Threes App Review: A cute, casual and challenging puzzler

Threes trailer

Threes is a unique game that mixes math with matching pairs gameplay. Threes is simple, yet surprisingly addictive and the charm of the game will ensure that you keep playing. Developers Asher Vollmer, Greg Wohlwend, and Jimmy Hinson describe Threes as the “tiny puzzle that grows on you” and it’s easy to see why.

The premise of Threes is straightforward. You are presented with a grid containing numbered tiles and have to create the highest number tile you can before your board is filled and no further moves are possible. You must swipe left, right, up and down, to combine 1 and 2 tiles to make 3s, combine 3s to make 6s, combine 6s to make 12s and so on. With each swipe, a new tile is added to the board meaning that you need to combine tiles at a rate that is as fast as they appear in order to avoid your board filling up and the game ending.

However, swiping tiles moves all tiles in that direction (providing there is room to move) meaning you really have to think before you make a move. A preview of the next tile to be added to the board is also visible at the top of the screen, adding a layer of strategy to the game as you plan your moves out. In Threes, it really helps to think ahead and make smart moves to avoid your board filling up prematurely. Fortunately, Threes does help you out in this respect by giving you the next tile preview and also allowing you to slow-swipe in any direction to preview the move and giving you the opportunity to change your mind and reverse the swipe.

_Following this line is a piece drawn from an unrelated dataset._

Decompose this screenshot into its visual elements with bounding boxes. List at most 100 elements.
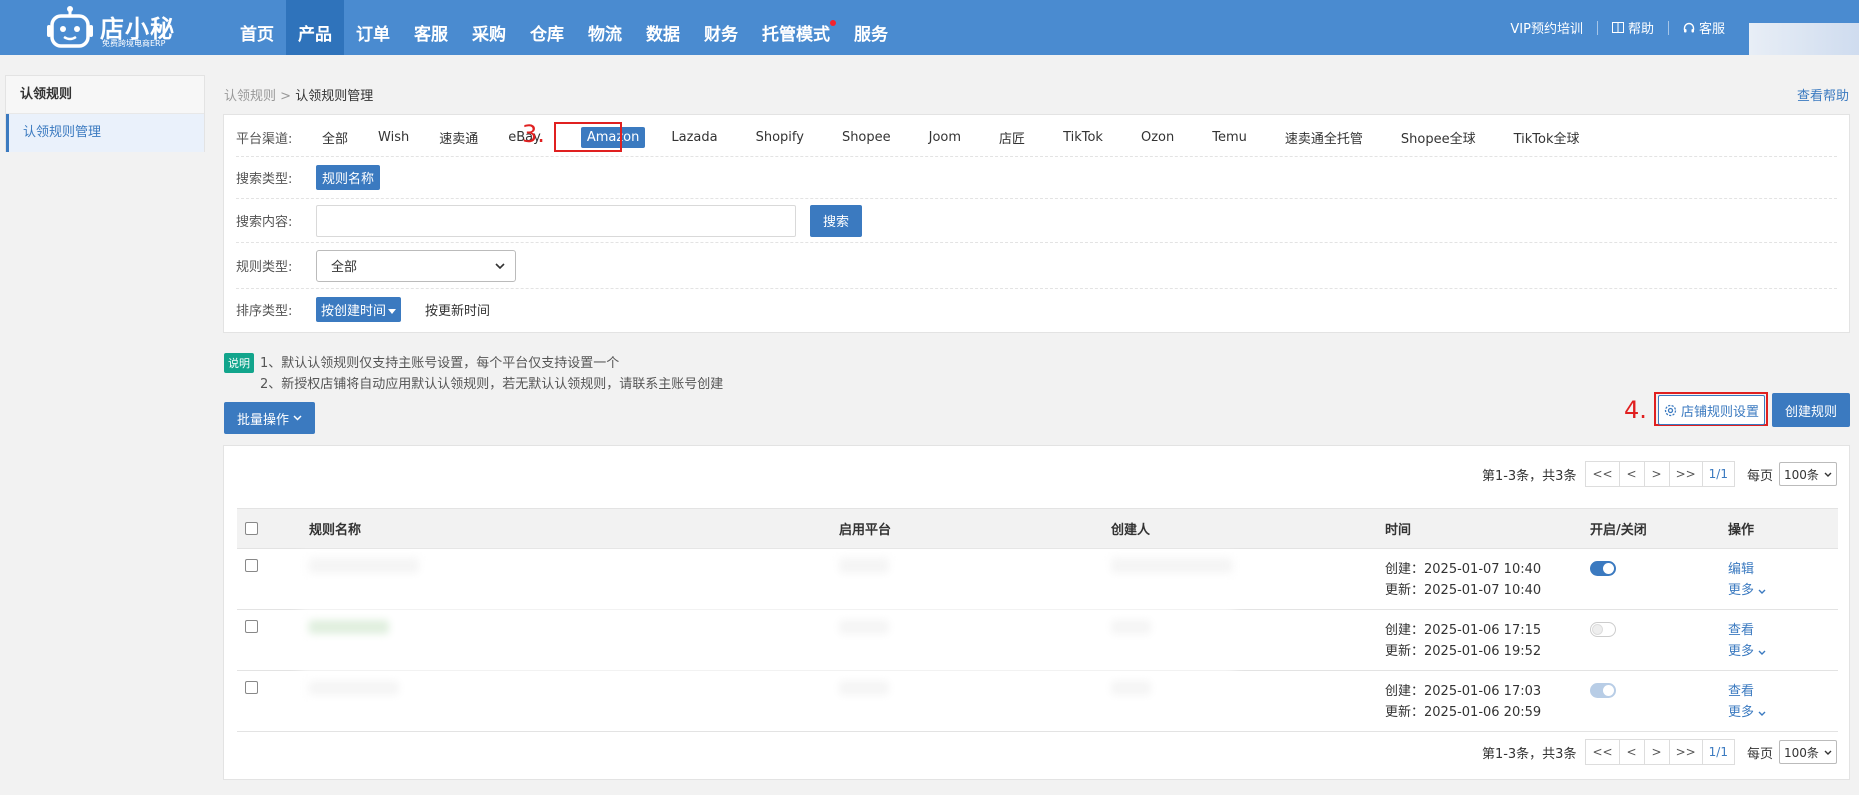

When the game ends you are given a total which is made up of a value attributed to each number tile. The larger your number tiles are, the more they are worth and the higher your score will be.

Threes tutorial

Picking up and playing Threes is made easy by the in-game tutorial which outlines the game mechanics as well as giving you some useful tips to prolong your game. On your first few games you’ll likely speed through, swiping quickly and ending your game with a score that could have been easily improved with a bit of forethought.

Playing Threes becomes increasingly difficult the larger your numbers become as pairing becomes much harder. That’s where strategy comes into play and the game becomes truly challenging and it is this challenge, in my opinion, that makes the game so addictive.

Threes characters

Now, if the thought of a math-based game has you recoiling in horror, it is important to note that the game isn’t simply a boring, tile-based math equation. Instead, each tile is brought to life with some color and character. Each number tile has a name – 3 is called a Trin, 6 a Thumbert, 12 a Treycee, and so on – and each has a little bio ranging from “quite sassy” to “A little goofy, but he gets by”. Further, each tile has a small, animated smiley face below the number that changes and reacts to the gameplay adding to the fun, whimsical feel.

With the sound on, you’ll realise that each character also has a little greeting when they first show up on the board. While these are minor details, they clearly show the level of detail and polish applied to this product and help to keep the gameplay from straying into the repetitive.

Threes scores

The music itself can become a little tiresome and can grate on you, especially if you are hooked into playing game after game trying to beat your high score. This isn’t a major problem though, as it can be turned off in the game settings (or you can play the game with your phone on silent).

The wrap up

The good: Simple yet addictive gameplay that really grabs and challenges you. Cute characters that keep the game from being a boring math puzzle. No pesky in-app purchases.

The bad: Music can be repetitive and borders on irritating after a while.

The verdict: Threes is a really polished product. The gameplay is dead simple yet offers a level of strategy and challenge that will keep you playing. The game is casual enough to play for a few minutes yet challenging enough to keep you playing for much longer. Threes for iPhone and iPad is available now for $1.99/£1.49 on the App Store. Check it out and let me know what you think (and if you can beat my high score of 3,570)!